Two gondoliers entered the room, and at a word from their master they seized Sylvia and pushed her out into the street, flinging her coat and cap after her. By this time she was in a blind fury, and, snatching the bag of chestnuts from her pocket, she flung it with all her force at the nearest window and knew the divine relief of starring the pane.
An old lady that was passing stopped and held up her hands.
“You wicked young rascal, I shall tell the policeman of you,” she gasped, and began to belabor Sylvia with her umbrella.
Such unwarrantable interference was not to be tolerated; Sylvia pushed the old lady so hard that she sat down heavily in the gutter. Nobody else was in sight, and she ran as fast as she could until she found an omnibus, in which she traveled to Waterloo Bridge. There she bought fifty more chestnuts and walked slowly back to Kennington Park Road, vainly trying to find an explanation of the afternoon’s adventure.
Her father and Monkley were not back when Sylvia reached home, and she sat by the fire in the twilight, munching her chestnuts and pondering the whole extraordinary business. When the others came in she told her story, and Jimmy looked meaningly at her father.
“Shows how careful you ought to be,” he said. Then turning to Sylvia, he asked her what on earth she thought she was doing when she broke the window.

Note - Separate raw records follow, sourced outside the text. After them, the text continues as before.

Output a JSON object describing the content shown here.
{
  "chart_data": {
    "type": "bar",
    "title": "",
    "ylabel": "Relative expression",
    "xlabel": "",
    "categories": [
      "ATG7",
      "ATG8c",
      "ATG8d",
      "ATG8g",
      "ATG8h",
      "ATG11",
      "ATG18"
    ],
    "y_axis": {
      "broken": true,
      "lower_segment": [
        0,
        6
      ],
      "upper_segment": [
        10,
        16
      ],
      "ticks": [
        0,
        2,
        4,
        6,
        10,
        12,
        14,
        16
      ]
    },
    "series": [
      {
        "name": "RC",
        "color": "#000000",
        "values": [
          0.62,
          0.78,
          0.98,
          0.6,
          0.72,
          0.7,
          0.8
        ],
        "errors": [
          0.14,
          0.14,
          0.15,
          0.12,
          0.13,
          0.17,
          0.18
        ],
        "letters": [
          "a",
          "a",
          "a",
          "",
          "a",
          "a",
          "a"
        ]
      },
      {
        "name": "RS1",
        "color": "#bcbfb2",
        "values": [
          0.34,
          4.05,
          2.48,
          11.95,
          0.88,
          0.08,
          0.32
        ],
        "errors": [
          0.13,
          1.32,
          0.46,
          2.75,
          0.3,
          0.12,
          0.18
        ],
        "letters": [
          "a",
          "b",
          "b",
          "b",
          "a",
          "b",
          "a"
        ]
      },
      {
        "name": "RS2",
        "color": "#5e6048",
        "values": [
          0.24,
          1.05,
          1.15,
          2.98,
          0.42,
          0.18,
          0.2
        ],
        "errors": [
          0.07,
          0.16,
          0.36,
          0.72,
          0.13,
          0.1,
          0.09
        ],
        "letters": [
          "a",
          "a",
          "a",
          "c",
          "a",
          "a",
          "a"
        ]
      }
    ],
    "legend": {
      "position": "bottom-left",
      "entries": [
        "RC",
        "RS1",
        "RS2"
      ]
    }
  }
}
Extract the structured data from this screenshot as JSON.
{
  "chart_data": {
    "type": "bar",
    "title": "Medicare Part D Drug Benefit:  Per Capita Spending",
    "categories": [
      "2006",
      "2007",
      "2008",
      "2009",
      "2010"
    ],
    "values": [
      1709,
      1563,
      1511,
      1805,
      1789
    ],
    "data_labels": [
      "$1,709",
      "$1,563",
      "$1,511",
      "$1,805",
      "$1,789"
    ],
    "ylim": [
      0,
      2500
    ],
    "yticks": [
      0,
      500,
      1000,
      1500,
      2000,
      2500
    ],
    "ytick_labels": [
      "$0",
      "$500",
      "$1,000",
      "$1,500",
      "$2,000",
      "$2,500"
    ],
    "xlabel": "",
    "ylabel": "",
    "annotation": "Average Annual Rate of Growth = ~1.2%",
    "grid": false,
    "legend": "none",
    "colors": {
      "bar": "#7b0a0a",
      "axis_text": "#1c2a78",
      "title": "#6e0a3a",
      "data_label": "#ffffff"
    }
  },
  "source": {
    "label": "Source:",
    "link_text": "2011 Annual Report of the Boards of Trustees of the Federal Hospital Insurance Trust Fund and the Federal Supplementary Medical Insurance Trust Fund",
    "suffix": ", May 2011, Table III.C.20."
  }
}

“Suppose you’d been collared by the police, you little fool. We should have got into a nice mess, thanks to you. Look here, in future you’re not to speak to people in the street. Do you hear?”
Sylvia had no chestnuts left to throw at Jimmy, so in her rage she took an ornament from the mantelpiece and smashed it on the fender.
“You’ve got the breaking mania,” said Henry. “You’d better spend the next money you’ve got on cocoanuts instead of chestnuts.”
“Oh, ta gueule! I’m not going to be a boy any longer.”